Используя заросли на краю открытого пространства как укрытие, он стал обходить монастырь, приближаясь к реке. Паромная переправа была покинута. Здесь сейчас находился только один большой плот, закрепленный толстой веревкой к вделанному в пристань кольцу.

Рук снова посмотрел на монастырь. Может быть все укрылись за толстыми стенами, опасаясь появившихся поблизости бродяг?

Но почему не слышно колоколов?

Лежа в кустарнике, Рук долгое время наблюдал за местностью. Белый гусь ходил по полю, ковыряясь и выискивая пищу. Было совсем пустынно. Рук решился пересечь поле и подойти к воротам монастыря. Гусь бросился за ним, нахально выпрашивая угощение и пытаясь ущипнуть его за пятки. Он отбросил гуся в сторону, но тот снова заковылял за ним, взывая к его милости.

Перед воротами он помедлил, а затем три раза дернул за веревку дверного колокола. В царящей тишине звук показался таким громким и чистым, словно звонили в большой церковный колокол.

Никакого ответа. Он толкнул калитку, но та оказалась закрытой изнутри.

Гусь возобновил свое попрошайничество. Рук повернулся и прошел за угол к церковному входу. Он потянул наружную дверь, и та легко поддалась, заскрипев на несмазанных петлях. Внутренние двери были открыты. За ними он увидел пустые нефы, алтарь, иконы, расположенные в несколько ярусов и освещенные светом, пробивающимся из высоких окон. Все был пусто.

Он осторожно прошел в церковь и замер, прислушиваясь к затихающему эху его шагов.

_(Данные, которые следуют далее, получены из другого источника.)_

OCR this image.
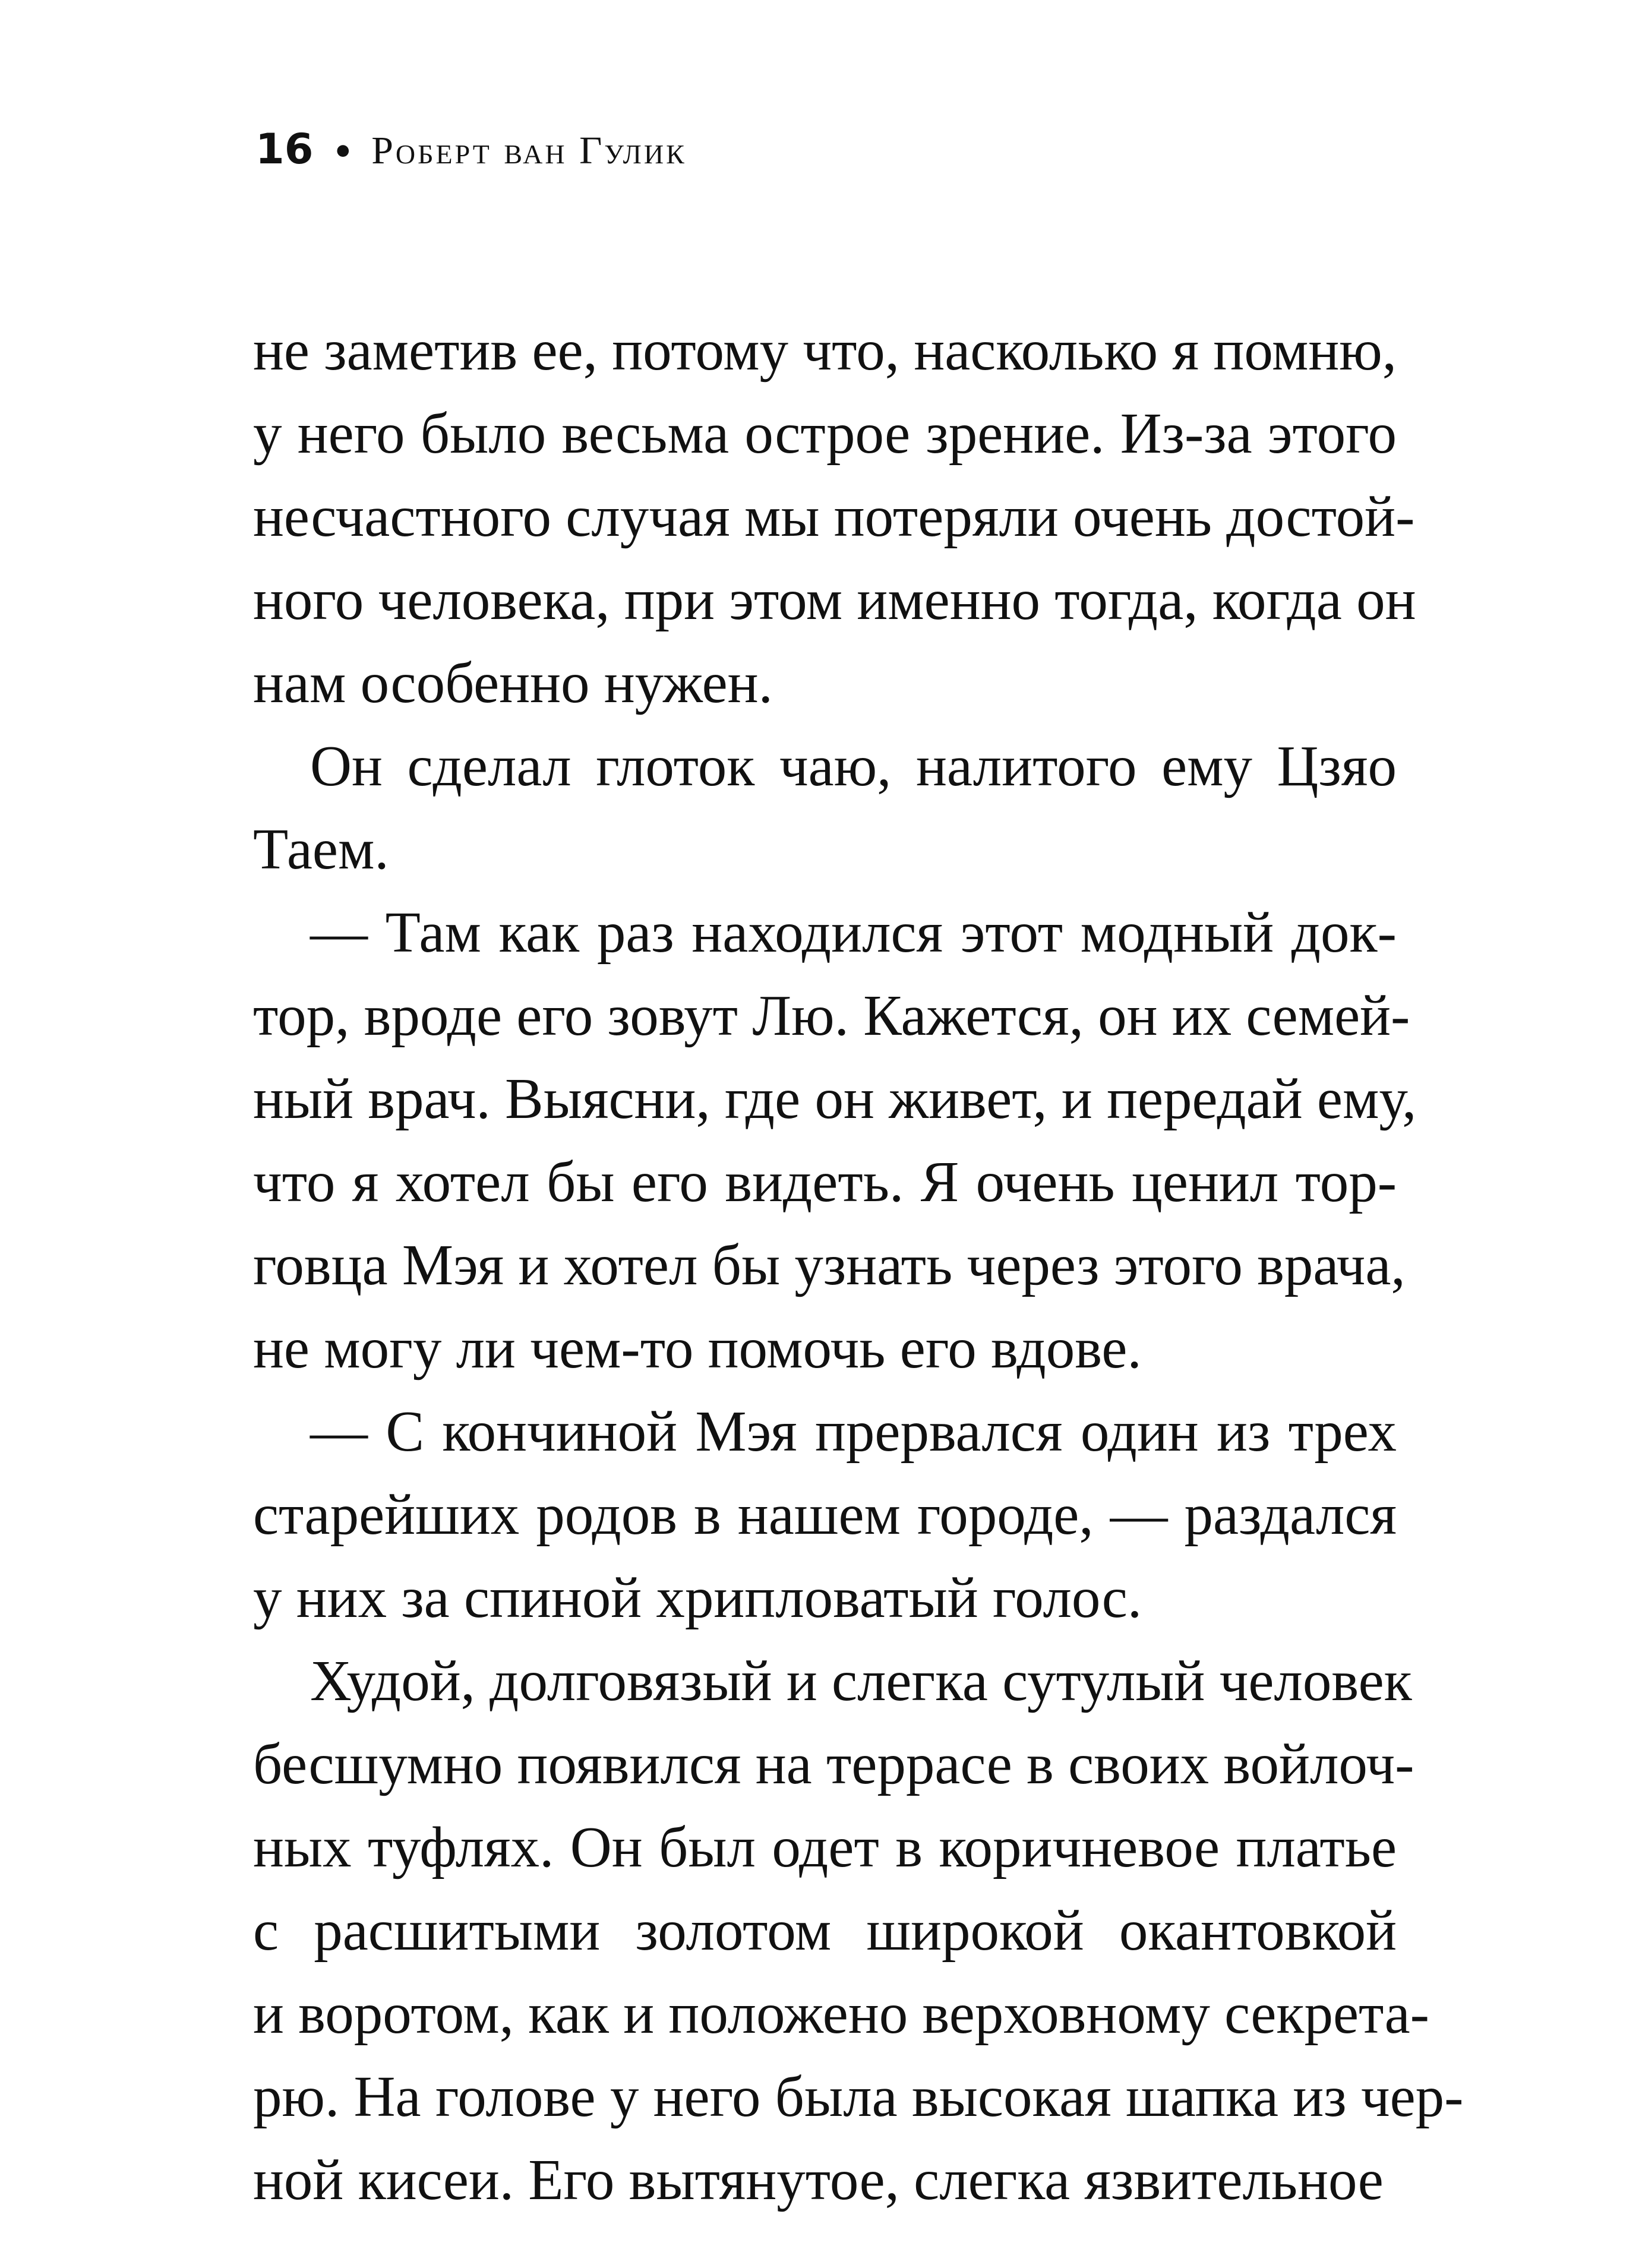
16 • Роберт ван Гулик
не заметив ее, потому что, насколько я помню,
у него было весьма острое зрение. Из-за этого
несчастного случая мы потеряли очень достой-
ного человека, при этом именно тогда, когда он
нам особенно нужен.
Он сделал глоток чаю, налитого ему Цзяо
Таем.
— Там как раз находился этот модный док-
тор, вроде его зовут Лю. Кажется, он их семей-
ный врач. Выясни, где он живет, и передай ему,
что я хотел бы его видеть. Я очень ценил тор-
говца Мэя и хотел бы узнать через этого врача,
не могу ли чем-то помочь его вдове.
— С кончиной Мэя прервался один из трех
старейших родов в нашем городе, — раздался
у них за спиной хрипловатый голос.
Худой, долговязый и слегка сутулый человек
бесшумно появился на террасе в своих войлоч-
ных туфлях. Он был одет в коричневое платье
с расшитыми золотом широкой окантовкой
и воротом, как и положено верховному секрета-
рю. На голове у него была высокая шапка из чер-
ной кисеи. Его вытянутое, слегка язвительное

Ходить по церкви в полном боевом снаряжении казалось святотатством, но он, перекрестившись и мысленно попросив прощения за такое неуважение к святому месту, все же осторожно двинулся по проходу между скамьями.

Он прошел дальше и оказался в ризнице. Вещи монахов лежали здесь нетронутыми. На аналое лежал открытый том и рядом с ним открытая чернильница, словно облаченный в черную сутану человек только что отошел куда-то. Рук взглянул на записи. Он не был знаком с латинским письмом, собственно, и по-французски, и по-английски он читал с трудом. Однако все же он стал вглядываться в текст, ведя своей бронированной рукой по строчкам.

Он разобрал, что эта запись была обращена к епископу Честерскому. Он разобрал и некоторые другие слова, такие как «после Рождества», «услышать нас». Затем следовал абзац, в котором, кажется, шла речь о поездке, путешествии, деревне Лиерпуле и еще что-то насчет свиньи и свечей.

Дальше говорилось, что Лиерпуль болеет и Умирает. Рук снова прочитал это место. «Mortuum» — это понятно. «Omnis» и «invalidus» — он тоже знал.

Вдруг у него появилась страшная догадка. Он с такой силой оттолкнул книгу, что вместе с ней опрокинул и аналой. Тот с грохотом обрушился на каменные плиты пола, чернильница с засохшими чернилами разлетелась вдребезги. Рук быстро вышел во двор, направившись к церковному кладбищу с восточной стороны от церкви. Там он нашел десять свежих могил. Он в изнеможении прислонился к стене.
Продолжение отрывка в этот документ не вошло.